Valve just wrapped up what has to be one of the shortest CES press conferences on record. Just seven minutes after taking the floor to pull back the curtain on 13 different Steam machines, Gabe Newell ended his speech, answered a few questions, and directed journalists to the hardware makers for actual details. The live blogs at Ars Technica and The Verge both commented on the abrupt ending, which reinforced Newell's assertion that Valve sees itself as an enabler in the console space.The company isn't there to provide Steam machines, but to create an environment where hardware vendors can offer their own.
And there are plenty of system makers on board. Those 13 Steam machines come from 13 different vendors, including Gigabyte, Zotac, Alienware, Falcon Northwest, Digital Storm, iBuypower, CyberPowerPC, Origin, Alternate, Next, Scan, Materiel, and Webhallen. The systems cover a range of sizes, from a NUC-like Gigabyte box to console-sized models like this $499 offering from iBuypower. There are even a few larger rigs based on what appear to be off-the-shelf Mini-ITX cases.
Along with the range of sizes comes a variety of configurations.

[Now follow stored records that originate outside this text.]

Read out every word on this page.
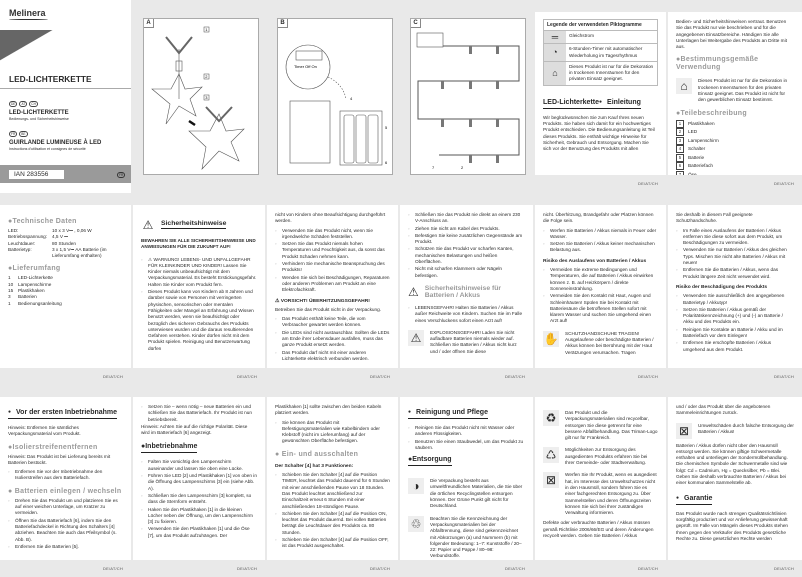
Melinera
LED-LICHTERKETTE
DE AT CH
LED-LICHTERKETTE
Bedienungs- und Sicherheitshinweise
FR BE
GUIRLANDE LUMINEUSE À LED
Instructions d'utilisation et consignes de sécurité
IAN 283556	FR
A
1
2
3
B
Timer Off On
4
5
6
C
7	2
Legende der verwendeten Piktogramme
═	Gleichstrom
◔	6-Stunden-Timer mit automatischer Wiederholung im Tagesrhythmus
⌂
Dieses Produkt ist nur für die Dekoration in trockenen Innenräumen für den privaten Einsatz geeignet.
LED-Lichterkette ● Einleitung
Wir beglückwünschen Sie zum Kauf Ihres neuen Produkts. Sie haben sich damit für ein hochwertiges Produkt entschieden. Die Bedienungsanleitung ist Teil dieses Produkts. Sie enthält wichtige Hinweise für Sicherheit, Gebrauch und Entsorgung. Machen Sie sich vor der Benutzung des Produkts mit allen
Bedien- und Sicherheitshinweisen vertraut. Benutzen Sie das Produkt nur wie beschrieben und für die angegebenen Einsatzbereiche. Händigen Sie alle Unterlagen bei Weitergabe des Produkts an Dritte mit aus.
●Bestimmungsgemäße Verwendung
⌂	Dieses Produkt ist nur für die Dekoration in trockenen Innenräumen für den privaten Einsatz geeignet. Das Produkt ist nicht für den gewerblichen Einsatz bestimmt.
●Teilebeschreibung
1	Plastikhaken
2	LED
3	Lampenschirm
4	Schalter
5	Batterie
6	Batteriefach
7	Öse
●Technische Daten
LED:	10 x 3 V⎓ , 0,06 W
Betriebsspannung:	4,5 V ⎓
Leuchtdauer:	80 Stunden
Batterietyp:	3 x 1,5 V⎓ AA Batterie (im Lieferumfang enthalten)
●Lieferumfang
1	LED-Lichterkette
10	Lampenschirme
15	Plastikhaken
3	Batterien
1	Bedienungsanleitung
⚠ Sicherheitshinweise
BEWAHREN SIE ALLE SICHERHEITSHINWEISE UND ANWEISUNGEN FÜR DIE ZUKUNFT AUF!
▫ ⚠ WARNUNG! LEBENS- UND UNFALLGEFAHR FÜR KLEINKINDER UND KINDER! Lassen Sie Kinder niemals unbeaufsichtigt mit dem Verpackungsmaterial. Es besteht Erstickungsgefahr. Halten Sie Kinder vom Produkt fern.
▫ Dieses Produkt kann von Kindern ab 8 Jahren und darüber sowie von Personen mit verringerten physischen, sensorischen oder mentalen Fähigkeiten oder Mangel an Erfahrung und Wissen benutzt werden, wenn sie beaufsichtigt oder bezüglich des sicheren Gebrauchs des Produkts unterwiesen wurden und die daraus resultierenden Gefahren verstehen. Kinder dürfen nicht mit dem Produkt spielen. Reinigung und Benutzerwartung dürfen
nicht von Kindern ohne Beaufsichtigung durchgeführt werden.
▫ Verwenden Sie das Produkt nicht, wenn Sie irgendwelche Schäden feststellen.
▫ Setzen Sie das Produkt niemals hohen Temperaturen und Feuchtigkeit aus, da sonst das Produkt Schaden nehmen kann.
▫ Verhindern Sie mechanische Beanspruchung des Produkts!
▫ Wenden Sie sich bei Beschädigungen, Reparaturen oder anderen Problemen am Produkt an eine Elektrofachkraft.
⚠ VORSICHT! ÜBERHITZUNGSGEFAHR!
Betreiben Sie das Produkt nicht in der Verpackung.
▫ Das Produkt enthält keine Teile, die vom Verbraucher gewartet werden können.
▫ Die LEDs sind nicht austauschbar. Sollten die LEDs am Ende ihrer Lebensdauer ausfallen, muss das ganze Produkt ersetzt werden.
▫ Das Produkt darf nicht mit einer anderen Lichterkette elektrisch verbunden werden.
▫ Schließen Sie das Produkt nie direkt an einem 230 V-Anschluss an.
▫ Ziehen Sie nicht am Kabel des Produkts.
▫ Befestigen Sie keine zusätzlichen Gegenstände am Produkt.
▫ Schützen Sie das Produkt vor scharfen Kanten, mechanischen Belastungen und heißen Oberflächen.
▫ Nicht mit scharfen Klammern oder Nägeln befestigen.
⚠ Sicherheitshinweise für Batterien / Akkus
▫ LEBENSGEFAHR! Halten Sie Batterien / Akkus außer Reichweite von Kindern. Suchen Sie im Falle eines Verschluckens sofort einen Arzt auf!
⚠	EXPLOSIONSGEFAHR! Laden Sie nicht aufladbare Batterien niemals wieder auf. Schließen Sie Batterien / Akkus nicht kurz und / oder öffnen Sie diese
nicht. Überhitzung, Brandgefahr oder Platzen können die Folge sein.
▫ Werfen Sie Batterien / Akkus niemals in Feuer oder Wasser.
▫ Setzen Sie Batterien / Akkus keiner mechanischen Belastung aus.
Risiko des Auslaufens von Batterien / Akkus
▫ Vermeiden Sie extreme Bedingungen und Temperaturen, die auf Batterien / Akkus einwirken können z. B. auf Heizkörpern / direkte Sonneneinstrahlung.
▫ Vermeiden Sie den Kontakt mit Haut, Augen und Schleimhäuten! Spülen Sie bei Kontakt mit Batteriesäure die betroffenen Stellen sofort mit klarem Wasser und suchen Sie umgehend einen Arzt auf!
✋ SCHUTZHANDSCHUHE TRAGEN! Ausgelaufene oder beschädigte Batterien / Akkus können bei Berührung mit der Haut Verätzungen verursachen. Tragen
Sie deshalb in diesem Fall geeignete Schutzhandschuhe.
▫ Im Falle eines Auslaufens der Batterien / Akkus entfernen Sie diese sofort aus dem Produkt, um Beschädigungen zu vermeiden.
▫ Verwenden Sie nur Batterien / Akkus des gleichen Typs. Mischen Sie nicht alte Batterien / Akkus mit neuen!
▫ Entfernen Sie die Batterien / Akkus, wenn das Produkt längere Zeit nicht verwendet wird.
Risiko der Beschädigung des Produkts
▫ Verwenden Sie ausschließlich den angegebenen Batterietyp / Akkutyp!
▫ Setzen Sie Batterien / Akkus gemäß der Polaritätskennzeichnung (+) und (-) an Batterie / Akku und des Produkts ein.
▫ Reinigen Sie Kontakte an Batterie / Akku und im Batteriefach vor dem Einlegen!
▫ Entfernen Sie erschöpfte Batterien / Akkus umgehend aus dem Produkt.
● Vor der ersten Inbetriebnahme
Hinweis: Entfernen Sie sämtliches Verpackungsmaterial vom Produkt.
●Isolierstreifenentfernen
Hinweis: Das Produkt ist bei Lieferung bereits mit Batterien bestückt.
▫ Entfernen Sie vor der Inbetriebnahme den Isolierstreifen aus dem Batteriefach.
● Batterien einlegen / wechseln
▫ Drehen Sie das Produkt um und platzieren Sie es auf einer weichen Unterlage, um Kratzer zu vermeiden.
▫ Öffnen Sie das Batteriefach [6], indem Sie den Batteriefachdeckel in Richtung des Schalters [4] abziehen. Beachten Sie auch das Pfeilsymbol (s. Abb. B).
▫ Entfernen Sie die Batterien [5].
▫ Setzen Sie – wenn nötig – neue Batterien ein und schließen Sie das Batteriefach. Ihr Produkt ist nun betriebsbereit.
Hinweis: Achten Sie auf die richtige Polarität. Diese wird im Batteriefach [6] angezeigt.
●Inbetriebnahme
▫ Falten Sie vorsichtig den Lampenschirm auseinander und lassen Sie oben eine Lücke.
▫ Führen Sie LED [2] und Plastikhaken [1] von oben in die Öffnung des Lampenschirms [3] ein (siehe Abb. A).
▫ Schließen Sie den Lampenschirm [3] komplett, so dass die Sternform entsteht.
▫ Haken Sie den Plastikhaken [1] in die kleinen Löcher neben der Öffnung, um den Lampenschirm [3] zu fixieren.
▫ Verwenden Sie den Plastikhaken [1] und die Öse [7], um das Produkt aufzuhängen. Der
Plastikhaken [1] sollte zwischen den beiden Kabeln platziert werden.
▫ Sie können das Produkt mit Befestigungsmaterialien wie Kabelbindern oder Klebstoff (nicht im Lieferumfang) auf der gewünschten Oberfläche befestigen.
● Ein- und ausschalten
Der Schalter [4] hat 3 Funktionen:
▫ Schieben Sie den Schalter [4] auf die Position TIMER, leuchtet das Produkt dauernd für 6 Stunden mit einer anschließenden Pause von 18 Stunden. Das Produkt leuchtet anschließend zur Einschaltzeit erneut 6 Stunden mit einer anschließenden 18-stündigen Pause.
▫ Schieben Sie den Schalter [4] auf die Position ON, leuchtet das Produkt dauernd. Bei vollen Batterien beträgt die Leuchtdauer des Produkts ca. 80 Stunden.
▫ Schieben Sie den Schalter [4] auf die Position OFF, ist das Produkt ausgeschaltet.
● Reinigung und Pflege
▫ Reinigen Sie das Produkt nicht mit Wasser oder anderen Flüssigkeiten.
▫ Benutzen Sie einen Staubwedel, um das Produkt zu säubern.
●Entsorgung
◑	Die Verpackung besteht aus umweltfreundlichen Materialien, die Sie über die örtlichen Recyclingstellen entsorgen können. Der Grüne Punkt gilt nicht für Deutschland.
♲	Beachten Sie die Kennzeichnung der Verpackungsmaterialien bei der Abfalltrennung, diese sind gekennzeichnet mit Abkürzungen (a) und Nummern (b) mit folgender Bedeutung: 1–7: Kunststoffe / 20–22: Papier und Pappe / 80–98: Verbundstoffe.
♻	Das Produkt und die Verpackungsmaterialien sind recycelbar, entsorgen Sie diese getrennt für eine bessere Abfallbehandlung. Das Triman-Logo gilt nur für Frankreich.
♺	Möglichkeiten zur Entsorgung des ausgedienten Produkts erfahren Sie bei Ihrer Gemeinde- oder Stadtverwaltung.
⊠	Werfen Sie Ihr Produkt, wenn es ausgedient hat, im Interesse des Umweltschutzes nicht in den Hausmüll, sondern führen Sie es einer fachgerechten Entsorgung zu. Über Sammelstellen und deren Öffnungszeiten können Sie sich bei Ihrer zuständigen Verwaltung informieren.
Defekte oder verbrauchte Batterien / Akkus müssen gemäß Richtlinie 2006/66/EG und deren Änderungen recycelt werden. Geben Sie Batterien / Akkus
und / oder das Produkt über die angebotenen Sammeleinrichtungen zurück.
⊠	Umweltschäden durch falsche Entsorgung der Batterien / Akkus!
Batterien / Akkus dürfen nicht über den Hausmüll entsorgt werden. Sie können giftige Schwermetalle enthalten und unterliegen der Sondermüllbehandlung. Die chemischen Symbole der Schwermetalle sind wie folgt: Cd = Cadmium, Hg = Quecksilber, Pb = Blei. Geben Sie deshalb verbrauchte Batterien / Akkus bei einer kommunalen Sammelstelle ab.
● Garantie
Das Produkt wurde nach strengen Qualitätsrichtlinien sorgfältig produziert und vor Anlieferung gewissenhaft geprüft. Im Falle von Mängeln dieses Produkts stehen Ihnen gegen den Verkäufer des Produkts gesetzliche Rechte zu. Diese gesetzlichen Rechte werden
DE/AT/CH	DE/AT/CH
DE/AT/CH	DE/AT/CH	DE/AT/CH	DE/AT/CH	DE/AT/CH	DE/AT/CH
DE/AT/CH	DE/AT/CH	DE/AT/CH	DE/AT/CH	DE/AT/CH	DE/AT/CH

The individual system builders are free to decide whether to include Valve's Steam controller, and Newell noted that peripheral makers can come up with their own controllers for SteamOS. Unfortunately, we still don't know when Valve's gamepad will be available or how much it will cost. The company is still in the early stages of a beta test that's put prototype systems and controllers in the hands of 300 gamers culled from the Steam community. Newell said the testers are pretty happy so far. He wants to push them harder to look for flaws, though.
I'm sure someone will find a subtle nod to Half-Life 3 at the press event. However, there was no official news on the highly anticipated title. Newell said surprisingly little about SteamOS games in general. He did claim that Dota 2 is "bigger than Monday Night Football," though I can't find any supporting evidence for that assertion. Dota 2 has already been ported to Linux, at least.